Sicher surfen mit Phishing-Filter und SmartScreen-Filter

Um besser gegen Phishingangriffe gewappnet zu sein, erhalten Sie vom Betriebssystem bzw. dem Browser Unterstützung. Seit der Version 7 ist der Internet Explorer mit einem Phishingfilter (auch SmartScreen-Filter genannt) ausgestattet. Der Filter prüft bei jeder aufgerufenen Seite, ob die Webadresse „sauber“ ist oder eventuell auf einer Liste der „Schwarzen Schafe“ steht. Handelt es sich um eine bereits bekannte Phishingseite oder enthält sie typische Phishing-Merkmale, erscheint statt der Webseite eine Warnmeldung.

Welche Internet-Explorer-Version ist installiert?

Ob Sie mit der neuesten Version des Internet Explorers arbeiten, erfahren Sie über das Fragezeichenmenü und den Befehl „Info“ oder per Klick auf das Zahnrad oben rechts und „Info“. Sollte noch eine alte Version installierten sein – etwa Internet Explorer 6 –, sollten Sie den Browser auf den neuesten Stand bringen.

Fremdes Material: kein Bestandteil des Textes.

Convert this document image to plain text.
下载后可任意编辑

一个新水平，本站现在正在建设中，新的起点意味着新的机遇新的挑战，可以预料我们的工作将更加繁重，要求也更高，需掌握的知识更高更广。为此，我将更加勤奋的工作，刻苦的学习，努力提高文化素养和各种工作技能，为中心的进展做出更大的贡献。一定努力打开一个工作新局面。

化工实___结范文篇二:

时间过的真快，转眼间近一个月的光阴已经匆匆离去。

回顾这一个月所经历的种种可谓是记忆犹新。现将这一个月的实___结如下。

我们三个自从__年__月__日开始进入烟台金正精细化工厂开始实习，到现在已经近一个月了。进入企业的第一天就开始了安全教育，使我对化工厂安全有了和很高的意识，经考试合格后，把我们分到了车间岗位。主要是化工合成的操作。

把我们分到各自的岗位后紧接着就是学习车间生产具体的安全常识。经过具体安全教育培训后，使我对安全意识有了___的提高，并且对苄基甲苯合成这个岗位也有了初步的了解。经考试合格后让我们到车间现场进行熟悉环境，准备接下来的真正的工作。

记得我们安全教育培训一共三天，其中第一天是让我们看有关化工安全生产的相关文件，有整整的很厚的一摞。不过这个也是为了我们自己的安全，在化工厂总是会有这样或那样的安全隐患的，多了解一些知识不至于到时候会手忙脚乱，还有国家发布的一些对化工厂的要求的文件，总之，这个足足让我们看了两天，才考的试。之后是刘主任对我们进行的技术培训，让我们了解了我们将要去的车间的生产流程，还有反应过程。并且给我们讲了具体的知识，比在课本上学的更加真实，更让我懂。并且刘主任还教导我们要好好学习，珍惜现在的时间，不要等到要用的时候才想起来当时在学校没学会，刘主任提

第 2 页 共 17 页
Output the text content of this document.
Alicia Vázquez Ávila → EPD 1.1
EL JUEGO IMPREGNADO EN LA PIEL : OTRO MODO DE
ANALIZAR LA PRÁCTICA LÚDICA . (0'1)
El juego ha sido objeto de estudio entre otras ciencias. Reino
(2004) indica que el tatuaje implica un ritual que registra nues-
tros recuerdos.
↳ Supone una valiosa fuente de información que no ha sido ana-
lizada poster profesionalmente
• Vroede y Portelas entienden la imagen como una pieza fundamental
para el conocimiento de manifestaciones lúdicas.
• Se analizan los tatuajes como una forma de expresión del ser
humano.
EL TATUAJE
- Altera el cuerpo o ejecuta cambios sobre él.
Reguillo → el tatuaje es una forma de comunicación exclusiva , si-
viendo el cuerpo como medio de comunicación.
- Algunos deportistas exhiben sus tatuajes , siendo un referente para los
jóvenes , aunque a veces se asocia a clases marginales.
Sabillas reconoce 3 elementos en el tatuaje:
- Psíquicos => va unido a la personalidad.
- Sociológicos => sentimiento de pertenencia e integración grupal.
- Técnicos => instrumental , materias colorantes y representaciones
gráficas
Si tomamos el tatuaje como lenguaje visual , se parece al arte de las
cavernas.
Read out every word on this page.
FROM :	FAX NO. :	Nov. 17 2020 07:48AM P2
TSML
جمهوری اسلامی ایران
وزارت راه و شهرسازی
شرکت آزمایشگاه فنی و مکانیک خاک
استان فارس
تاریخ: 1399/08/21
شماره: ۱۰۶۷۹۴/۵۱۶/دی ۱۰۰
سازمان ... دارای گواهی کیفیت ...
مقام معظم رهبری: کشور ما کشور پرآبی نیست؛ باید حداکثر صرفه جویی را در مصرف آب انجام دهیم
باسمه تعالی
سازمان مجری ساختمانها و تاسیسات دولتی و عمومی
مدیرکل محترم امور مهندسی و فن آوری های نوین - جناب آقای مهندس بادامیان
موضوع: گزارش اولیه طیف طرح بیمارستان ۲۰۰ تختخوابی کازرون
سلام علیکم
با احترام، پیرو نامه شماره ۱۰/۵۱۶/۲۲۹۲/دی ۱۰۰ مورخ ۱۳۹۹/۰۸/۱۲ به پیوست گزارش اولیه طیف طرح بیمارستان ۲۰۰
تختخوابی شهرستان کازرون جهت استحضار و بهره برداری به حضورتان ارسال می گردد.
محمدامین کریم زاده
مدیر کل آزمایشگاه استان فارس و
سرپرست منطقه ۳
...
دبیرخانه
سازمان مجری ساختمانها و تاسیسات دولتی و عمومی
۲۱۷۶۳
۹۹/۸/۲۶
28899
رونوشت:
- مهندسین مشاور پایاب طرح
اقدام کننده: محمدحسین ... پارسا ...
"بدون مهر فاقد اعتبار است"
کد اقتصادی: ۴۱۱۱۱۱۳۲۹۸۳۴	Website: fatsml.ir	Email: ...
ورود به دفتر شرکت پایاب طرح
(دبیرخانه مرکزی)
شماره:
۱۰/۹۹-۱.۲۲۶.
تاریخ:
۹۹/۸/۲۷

Die aktuellste Version inklusive Phishingfilter finden Sie auf der Webseite windows.microsoft.com/de-de/internet-explorer/download-ie. Eine gute Browser-Alternative inklusive Phishing-Schutz sind Firefox oder Opera, die ebenfalls mit Phishingfiltern ausgestattet sind.

Beim Surfen unterscheidet der Internet Explorer zwischen gelben und roten Warnungen. Gelb gekennzeichnete Seiten stehen zwar nicht auf der Schwarzen Liste, es wurden jedoch typische Merkmale einer Phishingwebseite gefunden. Hier sollten Sie besonders vorsichtig sein und keine persönlichen Daten, Kennwörter oder PIN- und TAN-Nummern eingeben. Im Zweifelsfall schließen Sie die Seite sofort.

Bei rot markierten Webseiten ist die Sachlage eindeutig. Das es sich hier zweifelsfrei um eine Phishingseite handelt, blockiert der Internet Explorer die Seite und zeigt sie erst gar nicht an. Der Phishingfilter des Internet Explorers ist automatisch aktiviert und prüft jede aufgerufene Webseite. Der Prüfvorgang dauert nur wenige Augenblicke.

Sie sind nicht sicher, ob der SmartScreen-Phishingfilter eingeschaltet ist, gehen Sie folgendermaßen vor, um den Phishingfilter richtig zu konfigurieren:

1. Rufen Sie im Internet Explorer den Befehl „Extras | Phishingfilter | Phishingfiltereinstellungen“ auf, oder klicken Sie auf das Zahnrad und dann auf „Internetoptionen“ sowie „Erweitert“

2. Stellen Sie sicher, dass im Abschnitt „Phishingfilter“ bzw.e „Sicherheit“ die Option „Automatische Websiteprüfung einschalten“ bzw. „SmartScreen-Filter aktivieren“ angekreuzt ist.

3. Falls Sie nicht sicher sind, ob der Browser die aktuelle Webseite geprüft hat oder nicht, können Sie die Prüfung manuell wiederholen. Besuchen Sie hierzu die gewünschte Webseite, und rufen Sie den Befehl „Extras | Phishingfilter | Diese Webseite überprüfen“ auf; oder Sie klicken auf das Zahnradsymbol und rufen den Befehl „Sicherheit | Diese Website überprüfen“ auf. Die Seite wird daraufhin noch einmal durch den Filter geschickt.

Bedenken Sie, dass der Phishingfilter nur ein Hilfsmittel ist und keinen hundertprozentigen Schutz bieten kann. Sollte Ihnen eine Webseite verdächtig vorkommen, können Sie sie Microsoft melden. Mit dem Befehl „Extras | Phishingfilter | Diese Webseite melden“ (Zahnrad -> „Sicherheit | Unsichere Website melden“) wird die Seite von den Phishing-Experten überprüft und gegebenenfalls in die „Schwarze Liste“ aufgenommen.

Richtig reagieren nach Phishingattacken

Falls Sie den Verdacht haben, dass Ihre Zugangsdaten oder PIN und TANs ausspioniert wurden, müssen Sie schnell reagieren. Ändern Sie schnellstmöglich die PIN-Zugangsnummer zur Onlinebank. Sollten Sie auf Anhieb nicht den entsprechenden Menüpunkt finden, hilft ein Trick. Melden Sie sich einfach drei Mal hintereinander absichtlich mit einer falschen PIN-Nummer bei Ihrem Konto an. Nach dem dritten Fehlversuch wird der Zugang automatisch gesperrt. Auch Angreifer kommen dann nicht mehr ans Konto. Neue Zugangsdaten erhalten Sie von Ihrem Kundenberater.